Leaks Hurt Soldiers’ Morale, Manning’s Commander Said

     FT. MEADE, Md. (CN) – The commander of Pfc. Bradley Manning’s brigade in Iraq testified that a “funeral-like atmosphere fell over that crowd” when word got out about a large security breach coming from within the unit.
     “I was stunned,” said Col. David Miller, Manning’s former brigade commander. “The last thing I anticipated was an internal security breach from one of our own.”
     The breach, as it turned out, was the largest in U.S. history: a collection more than 700,000 military and diplomatic files uncovering secret details from Iraq, Afghanistan, Guantanamo Bay and beyond.
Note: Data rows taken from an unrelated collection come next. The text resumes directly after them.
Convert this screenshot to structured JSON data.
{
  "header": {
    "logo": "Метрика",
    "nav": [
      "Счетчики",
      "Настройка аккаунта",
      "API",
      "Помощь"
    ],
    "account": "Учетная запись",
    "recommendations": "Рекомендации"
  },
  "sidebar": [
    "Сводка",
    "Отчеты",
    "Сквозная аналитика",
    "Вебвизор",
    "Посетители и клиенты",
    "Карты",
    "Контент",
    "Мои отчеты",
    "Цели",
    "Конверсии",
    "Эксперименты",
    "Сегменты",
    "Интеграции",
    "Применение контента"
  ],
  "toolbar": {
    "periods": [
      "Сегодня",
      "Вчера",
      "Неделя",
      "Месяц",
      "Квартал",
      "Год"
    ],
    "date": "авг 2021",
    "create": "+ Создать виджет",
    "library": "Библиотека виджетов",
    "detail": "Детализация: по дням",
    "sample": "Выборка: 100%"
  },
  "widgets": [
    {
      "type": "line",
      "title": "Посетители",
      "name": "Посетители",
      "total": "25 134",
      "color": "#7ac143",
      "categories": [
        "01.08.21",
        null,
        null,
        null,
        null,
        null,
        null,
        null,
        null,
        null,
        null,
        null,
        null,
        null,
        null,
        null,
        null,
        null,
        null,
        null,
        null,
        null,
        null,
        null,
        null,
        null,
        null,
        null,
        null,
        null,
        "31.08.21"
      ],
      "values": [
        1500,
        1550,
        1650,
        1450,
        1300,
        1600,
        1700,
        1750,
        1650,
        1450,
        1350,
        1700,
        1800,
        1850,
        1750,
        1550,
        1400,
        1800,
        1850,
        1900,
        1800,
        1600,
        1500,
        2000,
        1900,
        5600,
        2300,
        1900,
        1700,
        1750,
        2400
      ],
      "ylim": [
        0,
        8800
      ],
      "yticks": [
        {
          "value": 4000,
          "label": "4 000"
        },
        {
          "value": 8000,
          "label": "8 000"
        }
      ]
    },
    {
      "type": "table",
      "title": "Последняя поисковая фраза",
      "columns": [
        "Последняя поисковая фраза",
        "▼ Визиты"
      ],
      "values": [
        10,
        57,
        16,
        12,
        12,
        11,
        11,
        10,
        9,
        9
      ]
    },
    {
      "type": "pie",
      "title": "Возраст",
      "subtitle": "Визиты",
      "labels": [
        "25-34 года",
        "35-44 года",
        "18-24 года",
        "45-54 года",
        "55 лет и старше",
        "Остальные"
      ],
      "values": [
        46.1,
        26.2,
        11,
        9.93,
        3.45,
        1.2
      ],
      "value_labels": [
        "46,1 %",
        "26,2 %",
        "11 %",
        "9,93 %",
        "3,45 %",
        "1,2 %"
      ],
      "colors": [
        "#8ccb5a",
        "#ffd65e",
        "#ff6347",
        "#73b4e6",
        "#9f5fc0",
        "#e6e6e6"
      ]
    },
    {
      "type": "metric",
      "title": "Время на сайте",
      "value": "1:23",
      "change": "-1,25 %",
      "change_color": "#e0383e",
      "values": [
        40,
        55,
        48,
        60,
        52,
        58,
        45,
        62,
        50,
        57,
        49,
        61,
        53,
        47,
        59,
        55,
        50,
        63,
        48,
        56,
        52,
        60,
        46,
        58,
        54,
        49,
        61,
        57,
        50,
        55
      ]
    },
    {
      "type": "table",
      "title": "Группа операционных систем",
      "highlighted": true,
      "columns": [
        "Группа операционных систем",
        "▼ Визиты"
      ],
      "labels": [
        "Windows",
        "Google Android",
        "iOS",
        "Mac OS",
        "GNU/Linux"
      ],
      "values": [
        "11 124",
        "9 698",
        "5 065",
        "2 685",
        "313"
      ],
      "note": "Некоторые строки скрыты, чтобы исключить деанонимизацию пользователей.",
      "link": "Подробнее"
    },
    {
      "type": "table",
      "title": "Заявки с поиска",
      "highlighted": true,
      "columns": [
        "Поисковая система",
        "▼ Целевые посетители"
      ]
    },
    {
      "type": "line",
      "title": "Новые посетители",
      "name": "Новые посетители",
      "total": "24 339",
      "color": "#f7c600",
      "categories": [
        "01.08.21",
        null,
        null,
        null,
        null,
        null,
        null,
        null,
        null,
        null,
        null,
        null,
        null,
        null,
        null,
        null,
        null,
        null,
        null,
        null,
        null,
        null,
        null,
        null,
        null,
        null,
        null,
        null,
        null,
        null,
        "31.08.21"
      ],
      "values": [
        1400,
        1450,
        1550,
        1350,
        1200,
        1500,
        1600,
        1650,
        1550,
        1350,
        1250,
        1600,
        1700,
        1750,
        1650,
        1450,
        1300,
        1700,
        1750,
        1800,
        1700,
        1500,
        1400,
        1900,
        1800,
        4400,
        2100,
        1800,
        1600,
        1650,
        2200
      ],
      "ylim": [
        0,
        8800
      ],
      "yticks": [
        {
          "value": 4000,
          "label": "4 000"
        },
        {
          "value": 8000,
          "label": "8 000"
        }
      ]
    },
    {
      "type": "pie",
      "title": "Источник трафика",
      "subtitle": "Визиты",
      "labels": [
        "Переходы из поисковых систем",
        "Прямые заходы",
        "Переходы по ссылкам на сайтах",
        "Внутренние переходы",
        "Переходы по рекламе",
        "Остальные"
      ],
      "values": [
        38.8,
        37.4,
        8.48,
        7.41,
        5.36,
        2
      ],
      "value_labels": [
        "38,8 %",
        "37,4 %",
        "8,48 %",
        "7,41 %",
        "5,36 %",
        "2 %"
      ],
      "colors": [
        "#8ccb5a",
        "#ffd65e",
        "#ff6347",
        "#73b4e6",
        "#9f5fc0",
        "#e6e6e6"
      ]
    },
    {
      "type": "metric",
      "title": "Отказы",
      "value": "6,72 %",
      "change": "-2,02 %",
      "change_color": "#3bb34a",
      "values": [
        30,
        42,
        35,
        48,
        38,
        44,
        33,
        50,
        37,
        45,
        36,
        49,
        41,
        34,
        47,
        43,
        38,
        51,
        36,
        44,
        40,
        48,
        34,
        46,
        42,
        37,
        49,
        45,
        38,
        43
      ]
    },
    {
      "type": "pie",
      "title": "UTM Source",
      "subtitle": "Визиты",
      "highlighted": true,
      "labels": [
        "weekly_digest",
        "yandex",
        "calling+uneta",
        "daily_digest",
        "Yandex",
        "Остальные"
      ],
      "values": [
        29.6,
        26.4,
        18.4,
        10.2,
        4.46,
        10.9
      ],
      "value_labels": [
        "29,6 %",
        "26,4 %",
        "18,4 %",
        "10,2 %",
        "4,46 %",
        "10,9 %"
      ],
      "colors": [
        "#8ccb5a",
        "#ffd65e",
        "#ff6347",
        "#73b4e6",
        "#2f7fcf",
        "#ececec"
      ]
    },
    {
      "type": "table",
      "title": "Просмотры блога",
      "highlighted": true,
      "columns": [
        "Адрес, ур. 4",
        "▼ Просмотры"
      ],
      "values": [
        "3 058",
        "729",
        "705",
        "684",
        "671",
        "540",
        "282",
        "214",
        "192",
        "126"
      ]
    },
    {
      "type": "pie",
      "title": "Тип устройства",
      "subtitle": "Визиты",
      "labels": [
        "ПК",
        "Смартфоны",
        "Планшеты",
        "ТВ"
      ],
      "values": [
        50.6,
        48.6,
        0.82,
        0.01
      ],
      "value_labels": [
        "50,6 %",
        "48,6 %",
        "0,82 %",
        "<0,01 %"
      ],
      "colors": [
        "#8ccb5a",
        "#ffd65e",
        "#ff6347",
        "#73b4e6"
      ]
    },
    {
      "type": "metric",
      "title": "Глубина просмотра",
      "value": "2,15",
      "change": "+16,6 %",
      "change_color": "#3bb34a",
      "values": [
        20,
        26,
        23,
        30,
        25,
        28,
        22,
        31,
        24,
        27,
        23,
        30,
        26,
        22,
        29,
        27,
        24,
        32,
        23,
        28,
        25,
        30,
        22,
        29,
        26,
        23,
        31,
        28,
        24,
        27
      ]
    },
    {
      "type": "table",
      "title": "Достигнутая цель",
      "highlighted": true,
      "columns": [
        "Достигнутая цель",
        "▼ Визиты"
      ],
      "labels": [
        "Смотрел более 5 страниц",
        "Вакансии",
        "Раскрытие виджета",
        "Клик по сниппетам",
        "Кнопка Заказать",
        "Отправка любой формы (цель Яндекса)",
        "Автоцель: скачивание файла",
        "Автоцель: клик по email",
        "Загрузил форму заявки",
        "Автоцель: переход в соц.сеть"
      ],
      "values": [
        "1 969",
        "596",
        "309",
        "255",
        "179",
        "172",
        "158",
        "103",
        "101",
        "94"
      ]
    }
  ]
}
     For the most part, Manning has admitted to the disclosures, but he insisted that he leaked categories of low-sensitivity files that he believed would have news value without harming U.S. security. Prosecutors accuse him of “aiding the enemy” by dumping sensitive files indirectly into the hands of Osama bin Laden.
     Col. Miller, like a number of other government witnesses, said he viewed Manning as a “sharp” young analyst. He first met Manning through a program that had novice intelligence specialists brief high-ranking officers as a professional development aid.
     Manning belonged to the 2nd Brigade Combat Team, 10th Mountain Division. Miller said that this unit was tapped as the first to participate in Operation New Dawn, aiming for what he called a “responsible draw-out” of U.S. troops to Iraqi control.
     At the time, indirect fire attacks occurred within the city on a regular basis, and IED attacks rocked the area on an almost daily basis, Miller said.
     Morale nevertheless had been at “one of the highest points” Miller said he remembered in anticipation of the transition.
     “A lot of work went into achieving those goals,” Miller said. “The Iraqi population was cooperating with each other. All of those things were occurring, then out of the blue, we had all of this occur.”
     Troop morale “took a hit,” as soldiers became suspicious of each other, Miller said.
     “To my infantryman’s way of looking at things, trust is at the foundation of everything we do,” he added. “That mutual knowledge that I’ve got you, you’ve got me. That’s how we roll.”
     This vision of camaraderie did not extend to Manning, a 5-foot-4, skinny intellectual who was teased and alienated by his fellow soldiers, trial evidence showed. The teacher in his intelligence training class testified that he had to admonish other students to stop them from mocking Manning during class.
     On cross-examination, Col. Miller admitted how little he knew about the system’s security vulnerabilities. He said he did not know, for example, that the Secret Internet Protocol Router Network, or SIPRNet, low-level troops used came with wide access to State Department cables. He added that he knew of no restrictions as to where soldiers could surf.
     Miller also said that he knew, “in the periphery of my mind,” that soldiers put music, movies and games on a secret military drive to entertain themselves during downtime.
     Manning’s defense attorneys point to these files to depict the unit as lax about informational security because any of the files could contain malicious code.
     Miller justified this entertainment, however, as a way to keep computer-bound intelligence analysts from becoming what he called “FOBBITS,” slang for a hobbit that resides in a military Forward Operating Base.